Foreclosure is the legal process by which a mortgage holder or other third-party lien holder attempts to gain ownership of the property and/or the rights to sell the property and use the proceeds to pay off the mortgage if the mortgage or lien is default. 

    Prior to commencing the filling of the actual Complaint for the foreclosure, lenders typically serve the homeowner who has failed to keep the account current and fails to make payments on the promissory note, with a  Notice of Default.  The Notice of Default advises the homeowner (borrower) that unless the borrower pays a specific amount of fund to the lender by a certain date (amount delinquent), the lender will commence legal proceedings for default under the note, and for foreclosure of the mortgage which secures the note. 

    At any time during the foreclosure process, until the property is actually sold at the foreclosure sale, the homeowner can sell the property, at which time the mortgage holder would be paid in full, Including all costs and expenses of the foreclosure action, including attorney’s fees.

Or, the homeowner can attempt to refinance the property, if there is sufficient equity in the property, in order to pay off the mortgage holder; or, with the approval and cooperation of the mortgage holder, the homeowner can secure funds from another source to pay off all amounts due the mortgage holder; or, with the approval and cooperation of the mortgage holder,  the homeowner can “cure” the default ( delinquencies) by tendering payment of all delinquent amounts, plus attorney’s fees and costs which the mortgage holder may have incurred to that point, in which later event the mortgage will be considered current and reinstated. 

    In the present Orlando market, as well as in many other markets with serious delinquency rates, the term “short sale” has become a popular term for discussion as an alternative to foreclosure, or more accurately, to prevent the foreclosure sale. A “short sale” is a negotiated settlement for a reduced payoff of the mortgage balance due on the homeowner’s property. 

    Often referred to as a “short pay”, a short sale occurs where the mortgage holder agrees to accept from the homeowner who is attempting to sell his home, the net proceeds from the sale which are less than the balance remaining due on the homeowners mortgage, in order to avoid the foreclosure proceeding. Many mortgage holders, however, have been reluctant, if not outright denying, the “short sale” process, and elect to proceed to foreclosure if the homeowner is unable to resolve the delinquency in one of the manners discussed above. 

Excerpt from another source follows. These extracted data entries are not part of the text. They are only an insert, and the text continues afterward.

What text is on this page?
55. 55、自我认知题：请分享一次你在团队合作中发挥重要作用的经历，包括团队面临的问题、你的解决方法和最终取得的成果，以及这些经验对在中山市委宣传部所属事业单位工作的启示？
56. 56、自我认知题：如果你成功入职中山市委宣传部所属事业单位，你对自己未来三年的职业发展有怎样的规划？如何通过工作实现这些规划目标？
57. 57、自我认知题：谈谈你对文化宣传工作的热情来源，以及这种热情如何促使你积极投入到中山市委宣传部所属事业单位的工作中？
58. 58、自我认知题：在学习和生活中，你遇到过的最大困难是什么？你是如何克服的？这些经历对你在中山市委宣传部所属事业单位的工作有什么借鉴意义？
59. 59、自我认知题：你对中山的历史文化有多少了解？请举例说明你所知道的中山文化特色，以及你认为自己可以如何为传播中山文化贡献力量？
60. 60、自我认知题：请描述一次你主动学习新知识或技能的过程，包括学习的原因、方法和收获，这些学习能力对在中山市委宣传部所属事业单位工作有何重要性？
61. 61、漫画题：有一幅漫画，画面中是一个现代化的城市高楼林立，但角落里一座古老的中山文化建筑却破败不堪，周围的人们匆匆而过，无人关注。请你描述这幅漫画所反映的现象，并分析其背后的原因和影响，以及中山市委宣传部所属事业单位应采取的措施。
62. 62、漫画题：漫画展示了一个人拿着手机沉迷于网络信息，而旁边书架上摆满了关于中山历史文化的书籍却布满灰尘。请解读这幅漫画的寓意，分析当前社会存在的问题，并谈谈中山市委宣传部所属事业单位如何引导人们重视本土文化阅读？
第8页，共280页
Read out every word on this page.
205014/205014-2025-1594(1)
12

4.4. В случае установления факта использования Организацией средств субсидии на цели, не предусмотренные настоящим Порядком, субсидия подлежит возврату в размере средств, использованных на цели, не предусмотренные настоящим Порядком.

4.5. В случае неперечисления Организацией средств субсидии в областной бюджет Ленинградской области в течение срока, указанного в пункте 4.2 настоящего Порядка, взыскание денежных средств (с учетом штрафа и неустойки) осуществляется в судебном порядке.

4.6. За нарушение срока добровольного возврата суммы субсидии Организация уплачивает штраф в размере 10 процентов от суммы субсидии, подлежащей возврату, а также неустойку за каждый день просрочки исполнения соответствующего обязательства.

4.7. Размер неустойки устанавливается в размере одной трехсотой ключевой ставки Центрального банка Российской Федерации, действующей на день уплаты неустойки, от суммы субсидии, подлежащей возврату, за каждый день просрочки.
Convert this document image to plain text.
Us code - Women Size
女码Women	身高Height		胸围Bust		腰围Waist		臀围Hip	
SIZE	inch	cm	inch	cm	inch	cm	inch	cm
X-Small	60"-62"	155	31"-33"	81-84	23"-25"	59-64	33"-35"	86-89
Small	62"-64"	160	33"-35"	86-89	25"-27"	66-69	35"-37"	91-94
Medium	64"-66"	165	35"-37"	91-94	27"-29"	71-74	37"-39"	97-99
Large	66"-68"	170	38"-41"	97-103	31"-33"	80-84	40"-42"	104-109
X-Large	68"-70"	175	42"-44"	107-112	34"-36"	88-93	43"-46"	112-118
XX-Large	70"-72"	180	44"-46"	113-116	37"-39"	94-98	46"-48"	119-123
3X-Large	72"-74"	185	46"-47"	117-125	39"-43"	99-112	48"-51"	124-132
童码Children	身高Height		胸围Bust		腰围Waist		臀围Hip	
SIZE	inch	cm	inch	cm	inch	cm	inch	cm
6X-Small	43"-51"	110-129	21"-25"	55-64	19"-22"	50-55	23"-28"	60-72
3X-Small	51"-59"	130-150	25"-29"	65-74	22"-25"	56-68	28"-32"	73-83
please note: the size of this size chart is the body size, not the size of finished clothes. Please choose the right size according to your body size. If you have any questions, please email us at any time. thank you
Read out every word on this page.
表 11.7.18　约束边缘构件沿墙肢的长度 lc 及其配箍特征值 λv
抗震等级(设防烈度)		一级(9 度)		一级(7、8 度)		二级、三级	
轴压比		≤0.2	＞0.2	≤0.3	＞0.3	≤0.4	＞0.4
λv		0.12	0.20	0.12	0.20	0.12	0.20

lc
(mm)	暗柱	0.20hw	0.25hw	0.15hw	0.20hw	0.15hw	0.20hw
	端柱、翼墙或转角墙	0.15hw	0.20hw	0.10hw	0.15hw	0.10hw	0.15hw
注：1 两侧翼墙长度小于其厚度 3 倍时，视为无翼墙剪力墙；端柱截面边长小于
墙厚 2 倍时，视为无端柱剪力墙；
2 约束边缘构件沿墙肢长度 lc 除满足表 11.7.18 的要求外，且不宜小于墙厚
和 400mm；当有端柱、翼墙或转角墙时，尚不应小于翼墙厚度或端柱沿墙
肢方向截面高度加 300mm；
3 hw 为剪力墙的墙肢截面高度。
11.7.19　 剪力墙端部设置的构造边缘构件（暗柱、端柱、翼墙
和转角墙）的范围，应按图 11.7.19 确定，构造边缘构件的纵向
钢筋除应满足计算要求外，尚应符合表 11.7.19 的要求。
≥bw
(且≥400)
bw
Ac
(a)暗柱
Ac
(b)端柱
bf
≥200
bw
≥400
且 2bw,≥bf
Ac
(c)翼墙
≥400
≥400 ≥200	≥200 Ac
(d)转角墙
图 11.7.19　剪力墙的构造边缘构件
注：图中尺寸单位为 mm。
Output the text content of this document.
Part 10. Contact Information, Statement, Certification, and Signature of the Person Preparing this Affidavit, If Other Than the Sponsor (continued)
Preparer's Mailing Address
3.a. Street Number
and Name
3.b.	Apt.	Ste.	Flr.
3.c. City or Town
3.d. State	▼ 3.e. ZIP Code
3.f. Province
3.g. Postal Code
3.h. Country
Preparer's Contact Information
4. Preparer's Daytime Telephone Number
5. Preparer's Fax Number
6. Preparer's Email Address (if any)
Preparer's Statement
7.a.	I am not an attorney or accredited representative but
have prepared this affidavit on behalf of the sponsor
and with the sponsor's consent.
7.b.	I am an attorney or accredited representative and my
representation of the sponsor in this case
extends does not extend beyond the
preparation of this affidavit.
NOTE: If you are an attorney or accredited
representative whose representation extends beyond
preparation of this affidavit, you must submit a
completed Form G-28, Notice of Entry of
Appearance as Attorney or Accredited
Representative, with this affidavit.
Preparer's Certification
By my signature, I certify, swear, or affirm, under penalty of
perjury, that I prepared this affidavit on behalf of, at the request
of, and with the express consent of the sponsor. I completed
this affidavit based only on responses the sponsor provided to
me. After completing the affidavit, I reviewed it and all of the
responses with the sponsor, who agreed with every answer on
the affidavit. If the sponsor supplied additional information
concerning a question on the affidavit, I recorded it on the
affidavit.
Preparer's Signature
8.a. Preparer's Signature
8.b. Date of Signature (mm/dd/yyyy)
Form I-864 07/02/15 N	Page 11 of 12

    Finally, due to the rapid rise in mortgage delinquencies and foreclosure filings, and the adverse impact which foreclosures have on the general economy, the government is taking a greater look at the problem, and attempting to discuss alternatives, through legislation, which would temporarily slow down the rate of foreclosures in order to prevent homeowners from losing their properties and the roof over their heads.